Forty years in the making
The Tartan Army was not always beloved. Scottish support in the 1970s carried a rowdier reputation, and the 1977 pitch invasion at Wembley, when fans tore down the goalposts after beating England, belongs to a different, wilder era. What followed was a slow, deliberate reinvention. As English club support battled the hooliganism crisis of the 1980s, Scotland’s travelling fans leaned hard the other way, building an identity around good humour, heavy drinking, and a determination to be the best-behaved visitors in any stadium.
It worked. The Tartan Army has collected fair-play awards and civic thank-yous across decades of European and World Cup trips, the kind of recognition supporters rarely earn. The strategy was almost contrarian. While football fandom elsewhere was defined by rivalry and menace, Scotland’s chose charm, and the charm became the brand. Host cities that braced for trouble found a kilted carnival instead, and word travelled.
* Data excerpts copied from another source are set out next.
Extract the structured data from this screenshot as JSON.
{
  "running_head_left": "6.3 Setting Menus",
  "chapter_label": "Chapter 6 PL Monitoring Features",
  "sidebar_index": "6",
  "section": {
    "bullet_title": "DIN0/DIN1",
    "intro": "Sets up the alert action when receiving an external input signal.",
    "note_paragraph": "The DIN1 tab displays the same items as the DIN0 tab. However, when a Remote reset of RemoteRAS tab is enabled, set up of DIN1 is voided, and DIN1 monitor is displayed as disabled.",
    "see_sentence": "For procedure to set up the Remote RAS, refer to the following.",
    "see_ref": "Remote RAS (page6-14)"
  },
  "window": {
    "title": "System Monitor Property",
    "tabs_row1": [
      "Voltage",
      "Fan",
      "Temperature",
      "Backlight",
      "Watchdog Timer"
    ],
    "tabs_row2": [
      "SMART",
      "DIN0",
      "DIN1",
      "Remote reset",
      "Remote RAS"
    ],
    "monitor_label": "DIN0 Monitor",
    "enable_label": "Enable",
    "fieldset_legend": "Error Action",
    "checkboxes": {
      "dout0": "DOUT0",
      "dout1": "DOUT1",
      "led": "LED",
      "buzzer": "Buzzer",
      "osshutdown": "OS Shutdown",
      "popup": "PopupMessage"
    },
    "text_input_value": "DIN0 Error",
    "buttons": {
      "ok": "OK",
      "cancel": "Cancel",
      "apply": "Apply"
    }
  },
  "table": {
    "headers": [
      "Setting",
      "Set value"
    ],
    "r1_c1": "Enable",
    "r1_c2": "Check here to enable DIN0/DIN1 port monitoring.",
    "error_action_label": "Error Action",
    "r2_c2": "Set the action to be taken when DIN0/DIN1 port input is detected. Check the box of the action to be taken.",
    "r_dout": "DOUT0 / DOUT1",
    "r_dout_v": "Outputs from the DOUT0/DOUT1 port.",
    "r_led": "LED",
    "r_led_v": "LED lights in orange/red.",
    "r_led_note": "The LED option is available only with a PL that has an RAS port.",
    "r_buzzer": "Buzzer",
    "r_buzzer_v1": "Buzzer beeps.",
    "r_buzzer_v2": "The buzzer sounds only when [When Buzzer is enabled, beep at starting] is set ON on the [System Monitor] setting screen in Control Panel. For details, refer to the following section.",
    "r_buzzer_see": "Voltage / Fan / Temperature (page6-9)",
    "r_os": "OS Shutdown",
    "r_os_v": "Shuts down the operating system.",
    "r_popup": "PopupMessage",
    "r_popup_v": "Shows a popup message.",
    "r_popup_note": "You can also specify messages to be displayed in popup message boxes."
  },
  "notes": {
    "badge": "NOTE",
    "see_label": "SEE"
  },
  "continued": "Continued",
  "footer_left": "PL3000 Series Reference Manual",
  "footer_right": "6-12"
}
The kilts themselves are part of the performance. Few of the men wearing them own one at home; the tartan comes out specifically for away days, a costume that announces where they are from and signals that they have come in peace and good spirits. It is national identity worn lightly, a uniform of fun rather than aggression, and it has made the Tartan Army instantly recognisable from Oslo to Orlando.
Why the world fell for them
Something shifted at this tournament. Clips of the Tartan Army began circulating far beyond the usual football corners of the internet, picked up by American outlets baffled and charmed in equal measure by a fanbase that treated a group-stage exit like a festival. The Scots were not the only travelling support to make an impression. Mexico’s fans brought colour, Japan’s stayed behind to clean the stands, and a German supporter became a minor celebrity for documenting his tour of American chain restaurants. The Tartan Army stood out because it has been perfecting this act for forty years.
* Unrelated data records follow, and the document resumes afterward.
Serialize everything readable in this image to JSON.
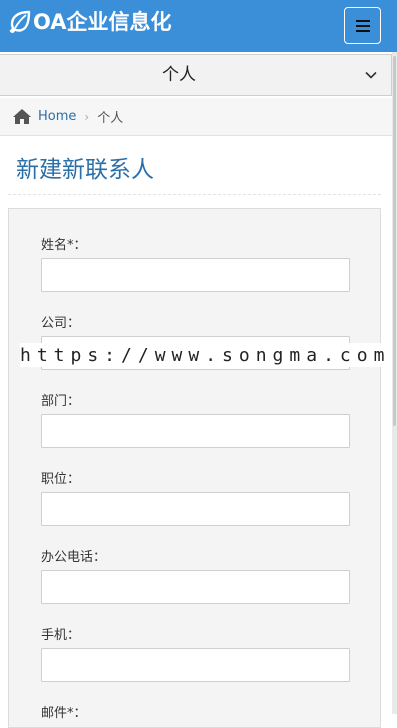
{
  "app": {
    "brand": "OA企业信息化",
    "brand_icon": "leaf-icon",
    "menu_icon": "hamburger-icon",
    "accent_color": "#3a8fd8"
  },
  "selector": {
    "value": "个人",
    "icon": "chevron-down-icon"
  },
  "breadcrumb": {
    "icon": "home-icon",
    "home": "Home",
    "separator": "›",
    "current": "个人"
  },
  "page": {
    "title": "新建新联系人"
  },
  "form": {
    "fields": [
      {
        "label": "姓名*：",
        "value": ""
      },
      {
        "label": "公司：",
        "value": ""
      },
      {
        "label": "部门：",
        "value": ""
      },
      {
        "label": "职位：",
        "value": ""
      },
      {
        "label": "办公电话：",
        "value": ""
      },
      {
        "label": "手机：",
        "value": ""
      },
      {
        "label": "邮件*：",
        "value": ""
      }
    ]
  },
  "watermark": {
    "text": "https://www.songma.com"
  }
}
The appeal is partly the contrast. Here is a support that has followed a team to tournament after tournament, often watching it lose, and has chosen to make the trip itself the prize. Winning would be lovely. Failing to win has never been a reason to stop enjoying the away days. That attitude, equal parts loyalty and self-deprecation, lands differently in a sporting culture often obsessed with results.
It helps that they are generous. Americans who wandered into a bar full of Scots this June tended to leave as honorary members, handed a song sheet and a drink and an invitation to join in. The Tartan Army does not merely occupy a city. It tries to befriend it, and the warmth is returned in kind.
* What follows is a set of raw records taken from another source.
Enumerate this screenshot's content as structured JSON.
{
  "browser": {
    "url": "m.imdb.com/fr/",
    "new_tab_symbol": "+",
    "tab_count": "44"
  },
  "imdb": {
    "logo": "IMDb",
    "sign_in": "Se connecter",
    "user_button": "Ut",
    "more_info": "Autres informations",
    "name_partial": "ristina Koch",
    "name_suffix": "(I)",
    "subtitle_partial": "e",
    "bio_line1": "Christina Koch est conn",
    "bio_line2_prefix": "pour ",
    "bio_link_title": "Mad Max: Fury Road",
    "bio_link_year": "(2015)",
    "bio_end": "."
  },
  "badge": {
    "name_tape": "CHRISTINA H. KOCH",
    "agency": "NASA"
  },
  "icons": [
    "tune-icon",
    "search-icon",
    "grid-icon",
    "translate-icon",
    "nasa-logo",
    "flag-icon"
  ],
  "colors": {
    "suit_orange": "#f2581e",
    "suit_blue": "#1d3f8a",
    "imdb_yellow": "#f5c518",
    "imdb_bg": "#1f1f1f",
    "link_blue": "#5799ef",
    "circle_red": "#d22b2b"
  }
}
The party outlasts the team
Scotland’s players will fly home from this World Cup with the usual mix of pride and regret, another tournament where the football fell short of the dream. The supporters will fly home having won something the results table does not record. They drank Boston dry, crowned American statues with traffic cones, turned a Marlins game into a ceilidh, and left a string of host cities wondering when the Scots might come back.
For the American hosts, the Scots offered an unexpected lesson in what a World Cup can be away from the results. Many of the locals who crossed paths with them had only a passing interest in the sport and no stake in Scotland’s fortunes, yet they came away converts, charmed into a singalong they did not know the words to and a sport they had barely watched. That is soft power of a kind no federation can manufacture, delivered one bar and one ballpark at a time by supporters who simply wanted everyone around them to have a good night.
That is the strange genius of the Tartan Army. It has decoupled its happiness from the scoreline, which means no defeat can truly ruin the trip. McGinn’s goal in Boston gave them one perfect night where everything aligned. The rest of the tournament they supplied the magic themselves, in bars and ballparks and on the streets of Little Havana, proving once again that the best show at a World Cup is not always on the pitch.